A further weakness in the nation’s exports could potentially be an additional hurdle for growth. “We think export volumes will rise more slowly this year, given that consumer spending in advanced economies is cooling and the tailwind from last years sharp drop in export prices is fading,” comments Zichun Huang, a China economist at Capital Economics.

However, she positively notes that probably, there would be a surge in import volumes, stimulated by increased governmental spending leading to a boost in demand. A recent official survey of factory purchasing managers has revealed a growth in manufacturing activity for the first time in six months, with new export orders also expanding for the first time in almost a year.

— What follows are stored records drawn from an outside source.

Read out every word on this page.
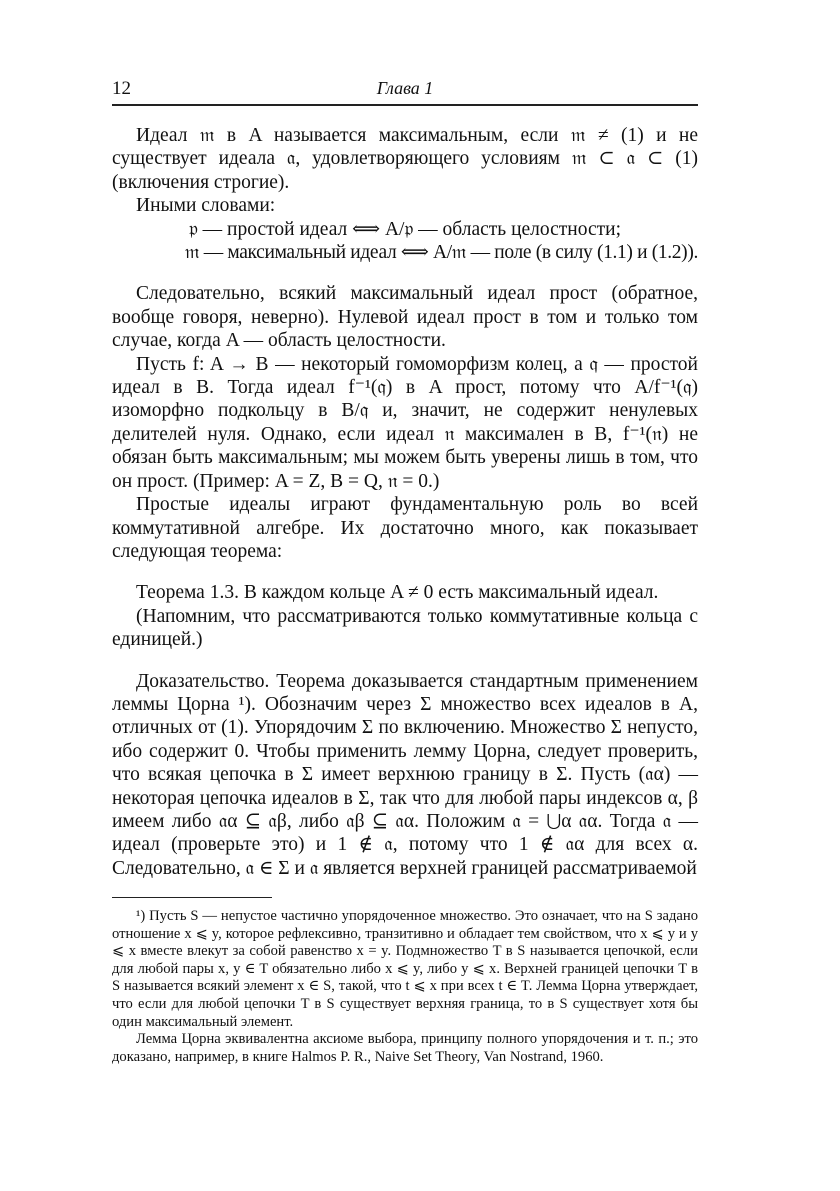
12	Глава 1

Идеал 𝔪 в A называется максимальным, если 𝔪 ≠ (1) и не существует идеала 𝔞, удовлетворяющего условиям 𝔪 ⊂ 𝔞 ⊂ (1) (включения строгие).

Иными словами:

𝔭 — простой идеал ⟺ A/𝔭 — область целостности;

𝔪 — максимальный идеал ⟺ A/𝔪 — поле (в силу (1.1) и (1.2)).

Следовательно, всякий максимальный идеал прост (обратное, вообще говоря, неверно). Нулевой идеал прост в том и только том случае, когда A — область целостности.

Пусть f: A → B — некоторый гомоморфизм колец, а 𝔮 — простой идеал в B. Тогда идеал f⁻¹(𝔮) в A прост, потому что A/f⁻¹(𝔮) изоморфно подкольцу в B/𝔮 и, значит, не содержит ненулевых делителей нуля. Однако, если идеал 𝔫 максимален в B, f⁻¹(𝔫) не обязан быть максимальным; мы можем быть уверены лишь в том, что он прост. (Пример: A = Z, B = Q, 𝔫 = 0.)

Простые идеалы играют фундаментальную роль во всей коммутативной алгебре. Их достаточно много, как показывает следующая теорема:

Теорема 1.3. В каждом кольце A ≠ 0 есть максимальный идеал.

(Напомним, что рассматриваются только коммутативные кольца с единицей.)

Доказательство. Теорема доказывается стандартным применением леммы Цорна ¹). Обозначим через Σ множество всех идеалов в A, отличных от (1). Упорядочим Σ по включению. Множество Σ непусто, ибо содержит 0. Чтобы применить лемму Цорна, следует проверить, что всякая цепочка в Σ имеет верхнюю границу в Σ. Пусть (𝔞α) — некоторая цепочка идеалов в Σ, так что для любой пары индексов α, β имеем либо 𝔞α ⊆ 𝔞β, либо 𝔞β ⊆ 𝔞α. Положим 𝔞 = ⋃α 𝔞α. Тогда 𝔞 — идеал (проверьте это) и 1 ∉ 𝔞, потому что 1 ∉ 𝔞α для всех α. Следовательно, 𝔞 ∈ Σ и 𝔞 является верхней границей рассматриваемой

¹) Пусть S — непустое частично упорядоченное множество. Это означает, что на S задано отношение x ⩽ y, которое рефлексивно, транзитивно и обладает тем свойством, что x ⩽ y и y ⩽ x вместе влекут за собой равенство x = y. Подмножество T в S называется цепочкой, если для любой пары x, y ∈ T обязательно либо x ⩽ y, либо y ⩽ x. Верхней границей цепочки T в S называется всякий элемент x ∈ S, такой, что t ⩽ x при всех t ∈ T. Лемма Цорна утверждает, что если для любой цепочки T в S существует верхняя граница, то в S существует хотя бы один максимальный элемент.

Лемма Цорна эквивалентна аксиоме выбора, принципу полного упорядочения и т. п.; это доказано, например, в книге Halmos P. R., Naive Set Theory, Van Nostrand, 1960.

China has set its sights on an economic growth target of around 5% this year, a goal that economists believe will necessitate further policy support. Despite concerns that China might boost its exports to achieve its growth target, thereby contributing to overcapacity in many industries, the latest data suggests otherwise.

The surge in shipments of electric vehicles to Europe has sparked fears about Chinese-made EVs potentially overshadowing those produced by local manufacturers. During her recent trip to Beijing, US Treasury Secretary Janet Yellen highlighted the issue of overcapacity as a key discussion point in her meetings with Premier Li Qiang and other top leaders.

Exporters have been reducing prices to boost their overseas sales, but as losses pile up, manufacturers’ ability to cut prices is dwindling, according to Huang. Earlier this week, the government announced that consumer prices only increased by 0.1% in March, while producer prices fell by 2.8%, indicating a weakness in demand compared to supply.

However, Wang Lingjun from the General Administration of Customs said that weak producer prices do not necessarily signify overcapacity. “The decline in prices is often related to various factors such as fluctuations in raw material prices, technological updates and adjustments and efforts of manufacturers to improve their profits,” Wang said.

Consumers worldwide favour Chinese products such as reliable and durable construction machinery and ceramics that are a “business card of Chinese civilization,” Wang said. “Chinese goods are widely welcomed in the global community, relying on innovation and quality,” Wang said.